Diner Culture, Food & Mood, Ghost Guns

N.J. is called the diner capital of the world but are these beloved institutions under threat? And, how the food we eat affects our mood.

Listen 46:27
The Trolley Car Diner was a mainstay in Mt. Airy. (Kimberly Paynter/WHYY)

The Trolley Car Diner was a mainstay in Mt. Airy. (Kimberly Paynter/WHYY)

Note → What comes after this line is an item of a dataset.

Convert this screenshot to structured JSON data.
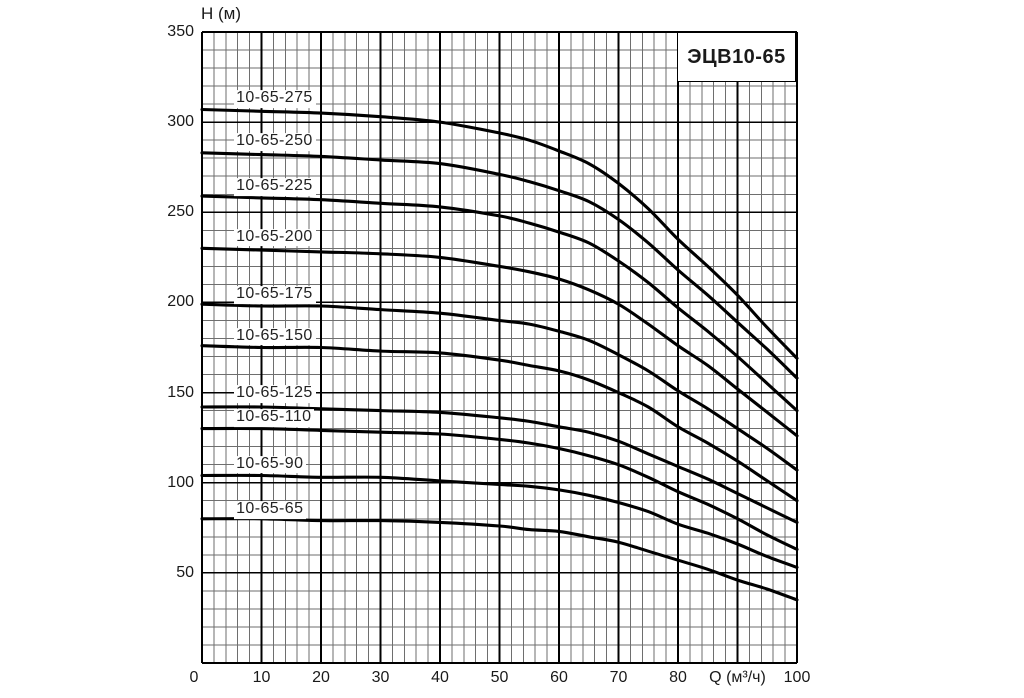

New Jersey is often billed as the diner capital of the world — there are some 525 scattered across the state. And diner culture is engrained in the Garden State — delicious, affordable food — including breakfast all day and night — served up in instantly recognizable establishments. But some favorite diners have closed in recent years, replaced by cannabis stores and fast food restaurants.  Are diners under threat or is the business simply changing?  New Jersey diner historian and author Michael Gabriele joins us to talk about the culture, history and future of diners.

And, food isn’t just fuel. Mary Beth Albright, author of Eat and Flourish, explains the food-mood connection and how what we eat influences our emotional wellbeing.

First, Representative Morgan Cephas, tells us about two bills she has introduced in the House to crack down on ghost guns, the firearms sold in parts and shipped anywhere to be assembled at home.